Jeers: Spring in absentia disorder (SAD). Do readers have any idea how tired journalists get of having to gush over the first spindly crocus or the first rusty shopping cart to emerge from a dirty snowbank as “signs of spring,” more than a month after spring has actually sprung — all in a bid to boost public morale? The last episode of “Rick Mercer Report” had a bit about a couple feeling buoyed by a weather forecast of plus one after months of sub-zero temperatures, only to have their spirits sink when the forecast changed from plus one to minus one. We know the feeling. The good news: Wednesday’s forecast calls for sun and a high of 13.

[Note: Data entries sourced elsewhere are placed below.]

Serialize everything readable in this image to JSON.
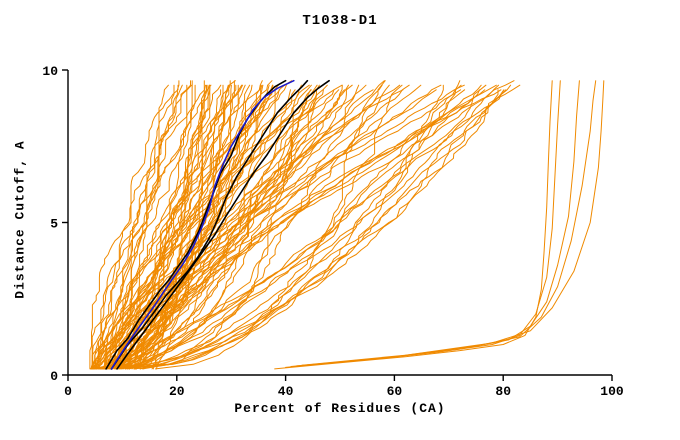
{
  "chart_data": {
    "type": "line",
    "title": "T1038-D1",
    "xlabel": "Percent of Residues (CA)",
    "ylabel": "Distance Cutoff, A",
    "xlim": [
      0,
      100
    ],
    "ylim": [
      0,
      10
    ],
    "x_ticks": [
      0,
      20,
      40,
      60,
      80,
      100
    ],
    "y_ticks": [
      0,
      5,
      10
    ],
    "grid": false,
    "legend": "none",
    "colors": {
      "ensemble": "#F08A00",
      "highlight": "#000000",
      "special": "#1A1ACC",
      "axis": "#000000",
      "background": "#ffffff"
    },
    "ensemble": {
      "description": "dense band of ~100 orange model curves rising from lower-left to upper-middle",
      "count": 100,
      "seed": 7,
      "y_start": 0.2,
      "y_end_min": 9.45,
      "y_end_max": 9.7,
      "y_step": 0.15,
      "x0_min": 4,
      "x0_max": 16,
      "x0_skew": 2,
      "rise_min": 14,
      "xtop_max": 83,
      "exp_min": 0.35,
      "exp_span": 1.1,
      "noise_step": 0.7,
      "noise_clamp": 1.6
    },
    "outlier_series": [
      {
        "name": "right-outlier-1",
        "color": "#F08A00",
        "width": 1,
        "points": [
          [
            38,
            0.2
          ],
          [
            50,
            0.4
          ],
          [
            62,
            0.6
          ],
          [
            72,
            0.8
          ],
          [
            80,
            1.0
          ],
          [
            84,
            1.3
          ],
          [
            86,
            1.9
          ],
          [
            87,
            2.8
          ],
          [
            87.5,
            4.0
          ],
          [
            88,
            5.5
          ],
          [
            88.3,
            7.0
          ],
          [
            88.6,
            8.3
          ],
          [
            89,
            9.65
          ]
        ]
      },
      {
        "name": "right-outlier-2",
        "color": "#F08A00",
        "width": 1,
        "points": [
          [
            40,
            0.25
          ],
          [
            55,
            0.5
          ],
          [
            68,
            0.75
          ],
          [
            78,
            1.0
          ],
          [
            83,
            1.3
          ],
          [
            86,
            2.0
          ],
          [
            88,
            3.2
          ],
          [
            89,
            4.8
          ],
          [
            89.5,
            6.5
          ],
          [
            90,
            8.2
          ],
          [
            90.5,
            9.65
          ]
        ]
      },
      {
        "name": "right-outlier-3",
        "color": "#F08A00",
        "width": 1,
        "points": [
          [
            42,
            0.3
          ],
          [
            58,
            0.55
          ],
          [
            72,
            0.85
          ],
          [
            81,
            1.15
          ],
          [
            85,
            1.6
          ],
          [
            88,
            2.4
          ],
          [
            90,
            3.6
          ],
          [
            92,
            5.2
          ],
          [
            93,
            7.0
          ],
          [
            93.5,
            8.5
          ],
          [
            94,
            9.65
          ]
        ]
      },
      {
        "name": "right-outlier-4",
        "color": "#F08A00",
        "width": 1,
        "points": [
          [
            41,
            0.28
          ],
          [
            60,
            0.6
          ],
          [
            75,
            0.95
          ],
          [
            83,
            1.25
          ],
          [
            87,
            1.9
          ],
          [
            90,
            2.9
          ],
          [
            92.5,
            4.4
          ],
          [
            94.5,
            6.2
          ],
          [
            96,
            8.0
          ],
          [
            96.5,
            9.0
          ],
          [
            97,
            9.65
          ]
        ]
      },
      {
        "name": "right-outlier-5",
        "color": "#F08A00",
        "width": 1,
        "points": [
          [
            43,
            0.32
          ],
          [
            62,
            0.65
          ],
          [
            78,
            1.05
          ],
          [
            85,
            1.45
          ],
          [
            89,
            2.2
          ],
          [
            93,
            3.4
          ],
          [
            96,
            5.0
          ],
          [
            97.5,
            6.8
          ],
          [
            98,
            8.0
          ],
          [
            98.3,
            9.0
          ],
          [
            98.5,
            9.65
          ]
        ]
      }
    ],
    "series": [
      {
        "name": "highlight-black-1",
        "color": "#000000",
        "width": 1.6,
        "points": [
          [
            7,
            0.2
          ],
          [
            8,
            0.5
          ],
          [
            9,
            0.8
          ],
          [
            11,
            1.2
          ],
          [
            13,
            1.8
          ],
          [
            15,
            2.3
          ],
          [
            17,
            2.8
          ],
          [
            18.5,
            3.1
          ],
          [
            20,
            3.5
          ],
          [
            22,
            4.0
          ],
          [
            24,
            4.7
          ],
          [
            25.5,
            5.4
          ],
          [
            27,
            6.1
          ],
          [
            28,
            6.6
          ],
          [
            30,
            7.2
          ],
          [
            31.5,
            7.9
          ],
          [
            33,
            8.4
          ],
          [
            35,
            8.9
          ],
          [
            36.5,
            9.2
          ],
          [
            38,
            9.45
          ],
          [
            40,
            9.65
          ]
        ]
      },
      {
        "name": "highlight-black-2",
        "color": "#000000",
        "width": 1.6,
        "points": [
          [
            8,
            0.2
          ],
          [
            9.5,
            0.6
          ],
          [
            11,
            1.0
          ],
          [
            13.5,
            1.5
          ],
          [
            16,
            2.1
          ],
          [
            18,
            2.6
          ],
          [
            20,
            3.0
          ],
          [
            22,
            3.4
          ],
          [
            24,
            3.9
          ],
          [
            26,
            4.5
          ],
          [
            27.5,
            5.1
          ],
          [
            29,
            5.8
          ],
          [
            31,
            6.5
          ],
          [
            33.5,
            7.2
          ],
          [
            36,
            7.9
          ],
          [
            38.5,
            8.6
          ],
          [
            41,
            9.1
          ],
          [
            43,
            9.45
          ],
          [
            44,
            9.65
          ]
        ]
      },
      {
        "name": "highlight-black-3",
        "color": "#000000",
        "width": 1.6,
        "points": [
          [
            9,
            0.2
          ],
          [
            11,
            0.7
          ],
          [
            13.5,
            1.3
          ],
          [
            16,
            1.9
          ],
          [
            18.5,
            2.5
          ],
          [
            21,
            3.1
          ],
          [
            23,
            3.6
          ],
          [
            25,
            4.1
          ],
          [
            27,
            4.6
          ],
          [
            29,
            5.2
          ],
          [
            31.5,
            5.9
          ],
          [
            34,
            6.6
          ],
          [
            36.5,
            7.2
          ],
          [
            39,
            7.9
          ],
          [
            41.5,
            8.6
          ],
          [
            44,
            9.1
          ],
          [
            46,
            9.4
          ],
          [
            48,
            9.65
          ]
        ]
      },
      {
        "name": "highlight-blue",
        "color": "#1A1ACC",
        "width": 1.6,
        "points": [
          [
            8,
            0.2
          ],
          [
            9,
            0.5
          ],
          [
            10.5,
            0.9
          ],
          [
            12,
            1.3
          ],
          [
            14,
            1.8
          ],
          [
            16,
            2.3
          ],
          [
            17.5,
            2.7
          ],
          [
            19,
            3.1
          ],
          [
            21,
            3.6
          ],
          [
            23,
            4.2
          ],
          [
            24.5,
            4.8
          ],
          [
            26,
            5.5
          ],
          [
            27,
            6.2
          ],
          [
            28.5,
            6.9
          ],
          [
            30,
            7.5
          ],
          [
            32,
            8.1
          ],
          [
            34,
            8.7
          ],
          [
            36,
            9.1
          ],
          [
            38.5,
            9.4
          ],
          [
            41.5,
            9.65
          ]
        ]
      }
    ]
  }
}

Cheers: to weather wags. Yes, we whine and complain about the weather. (See Jeer, above). But there’s not a thing in the world we can do about it besides make the best of it (apart from curbing greenhouse gas emissions). Thankfully, some people go further and try to find the humour cloud in the fog lining. @bobhallett tweeted on Friday, “This is one of those great cold and wet days in St. John’s, such that if you emerged from a coma, you’d have no idea what month it is.”

Jeers: to meter-maiming. So, St. John’s has had the heads lopped off so many of its parking meters that it has given up on some of them, leaving the ones marking 136 parking spots on Harbour Drive out of order until a new cashless system is introduced in June. Doesn’t that feel a bit like giving up? The city has totted up $1.5 million in lost revenue, repairs and replacements since 2015. Couldn’t the city install a few security cameras in places to try to catch the culprits in the act? Surely it wouldn’t cost any more than the price paid for doing nothing. Other cities have meters that are able to live out their natural lives undisturbed. Here? Not so much. So jeers, too, to people who’ve never seen a meter they didn’t want to decapitate.